We have this idea of things of different sizes pulling on each other we call gravity. If you use that idea with something big like the earth, we predict small things will fall to the ground. When you drop a small thing on earth, it does fall to the ground. When you use the idea of gravity with some other ideas like momentum you can make some other interesting predictions. Using momentum and gravity to predict and orbit is pretty interesting/complicated/sophisticated. The idea of gravity says a thing wants to go one way in a line, and momentum says the thing should go the other way in a line. Together the ideas say you can make a thing go in a circle if you build just the right momentum in just the right direction against gravity. This actually works too.

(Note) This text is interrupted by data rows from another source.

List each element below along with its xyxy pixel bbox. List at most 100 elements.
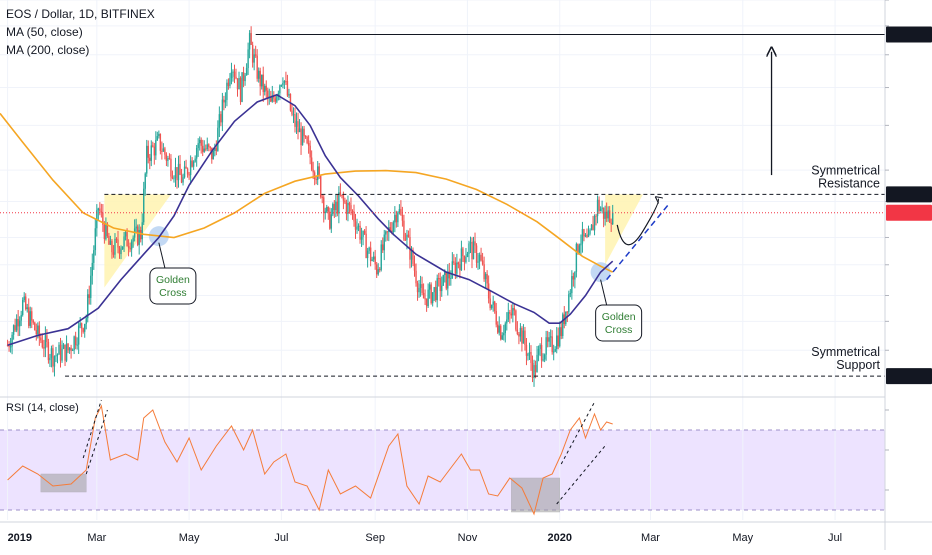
candle-body xyxy=(91,262,93,276)
candle-body xyxy=(236,78,239,90)
candle-body xyxy=(65,343,68,361)
candle-body xyxy=(441,285,443,292)
candle-body xyxy=(543,354,546,360)
candle-body xyxy=(306,136,308,144)
candle-body xyxy=(478,254,481,262)
candle-body xyxy=(552,351,555,353)
candle-body xyxy=(124,232,127,237)
candle-body xyxy=(326,207,328,212)
candle-body xyxy=(374,256,376,265)
candle-body xyxy=(403,220,405,240)
candle-body xyxy=(525,344,528,356)
candle-body xyxy=(77,325,80,345)
support-label-line1: Symmetrical xyxy=(811,345,880,359)
candle-body xyxy=(300,128,302,146)
candle-body xyxy=(318,166,320,177)
candle-body xyxy=(487,283,490,299)
candle-body xyxy=(28,307,30,326)
time-tick-label: Sep xyxy=(365,532,385,544)
candle-body xyxy=(601,207,603,210)
candle-body xyxy=(513,308,516,311)
candle-body xyxy=(67,343,69,351)
candle-body xyxy=(298,128,301,133)
candle-body xyxy=(185,166,187,169)
candle-body xyxy=(256,55,258,79)
candle-body xyxy=(9,346,12,348)
candle-body xyxy=(315,179,317,181)
candle-body xyxy=(339,192,342,195)
time-tick-label: May xyxy=(732,532,753,544)
candle-body xyxy=(428,284,431,290)
candle-body xyxy=(522,330,525,344)
rsi-gray-box-2 xyxy=(511,477,560,513)
candle-body xyxy=(495,311,497,325)
candle-body xyxy=(17,319,19,327)
candle-body xyxy=(220,114,222,123)
candle-body xyxy=(599,209,602,211)
candle-body xyxy=(539,344,541,349)
candle-body xyxy=(460,248,463,271)
candle-body xyxy=(235,76,237,79)
candle-body xyxy=(309,145,311,158)
candle-body xyxy=(463,256,466,263)
candle-body xyxy=(586,234,588,238)
candle-body xyxy=(115,238,118,240)
candle-body xyxy=(244,75,246,82)
candle-body xyxy=(610,222,612,225)
candle-body xyxy=(285,80,287,82)
candle-body xyxy=(359,225,361,240)
candle-body xyxy=(397,212,399,223)
candle-body xyxy=(350,205,352,212)
candle-body xyxy=(248,33,251,50)
candle-body xyxy=(47,341,50,361)
time-tick-label: Mar xyxy=(641,532,660,544)
candle-body xyxy=(121,246,124,250)
candle-body xyxy=(149,157,151,161)
candle-body xyxy=(203,148,205,152)
candle-body xyxy=(338,192,340,214)
support-label-line2: Support xyxy=(836,358,880,372)
candle-body xyxy=(471,242,473,260)
candle-body xyxy=(377,269,379,275)
golden-cross-callout-2-text2: Cross xyxy=(605,324,632,336)
candle-body xyxy=(365,233,367,259)
candle-body xyxy=(548,337,550,342)
candle-body xyxy=(407,234,410,238)
candle-body xyxy=(156,136,159,141)
candle-body xyxy=(50,348,53,358)
candle-body xyxy=(224,99,227,103)
candle-body xyxy=(336,201,339,214)
candle-body xyxy=(475,245,478,263)
candle-body xyxy=(313,172,316,180)
candle-body xyxy=(571,276,573,294)
golden-cross-callout-1-text2: Cross xyxy=(159,287,186,299)
candle-body xyxy=(87,294,89,319)
candle-body xyxy=(56,354,59,356)
golden-cross-pointer-1 xyxy=(158,242,166,269)
candle-body xyxy=(71,350,74,352)
candle-body xyxy=(445,271,447,289)
candle-body xyxy=(280,85,283,87)
candle-body xyxy=(562,314,564,336)
price-badge xyxy=(886,186,932,203)
candle-body xyxy=(8,345,10,347)
candle-body xyxy=(531,362,534,379)
candle-body xyxy=(498,325,500,333)
candle-body xyxy=(197,143,199,149)
time-tick-label: 2019 xyxy=(8,532,32,544)
candle-body xyxy=(347,203,349,214)
candle-body xyxy=(489,298,491,309)
candle-body xyxy=(171,176,174,179)
candle-body xyxy=(147,145,149,158)
candle-body xyxy=(20,314,22,321)
chart-title: EOS / Dollar, 1D, BITFINEX xyxy=(6,7,155,21)
candle-body xyxy=(344,200,346,203)
candle-body xyxy=(262,74,264,93)
candle-body xyxy=(515,310,517,330)
candle-body xyxy=(362,230,364,237)
golden-cross-callout-1-box xyxy=(149,267,197,305)
candle-body xyxy=(6,345,9,347)
candle-body xyxy=(587,233,590,238)
candle-body xyxy=(574,271,576,280)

We shoot satellites sideways from the earth really fast and they just stick up there shooting down TV and internet at us.
Ideas like that are pretty valuable. You can back them up with facts and evidence. The universe supports your idea with data.
The idea of "meaning" in the context of "meaning of life" or most uses of the word "meaningful" don't really seem supported by that evidence from that universe lens. This idea of of "meaning" is a concept people make up. It's really not a natural property of the universe. The meaning of the world is constructed by people. Some of it ends up being very complex. Symbols represent an idea that gets built on over the years and become something more and more meaningful over time.
An example: the fasces started in Roman times as a bundle of sticks lashed together, sometimes with an axe on the side. Today it's most commonly used as a symbolic representation of democratic government in tradition of the Roman republic. That symbolism, or meaning, comes from an entirely human history starting, obviously enough, in ancient Rome. Back then, Roman government officials were protected by an entourage of soldiers carrying fasces. Add onto that government tradition, the concept of a bundle of sticks being stronger than a single stick, and the meaning grows stronger.
The layers of meaning in a fasces has built up a lot over the years: power, unity, the tradition of the Roman Republic, order, and so many other things. As a modern thing, the fasces is pretty unimportant in its original role as "weapon". We've invented much better things to do the job a fasces used to do. As a modern symbol the fasces is important for meaning things. On a building, on a coin, or as part of a statue, the fasces symbolizes association with all of the things it means. The only issue is that the things it means are people things. It doesn't carry that meaning out of the civilization it comes from. Animals, tribal people, aliens, etc. don't know the tradition so that meaning basically doesn't mean anything.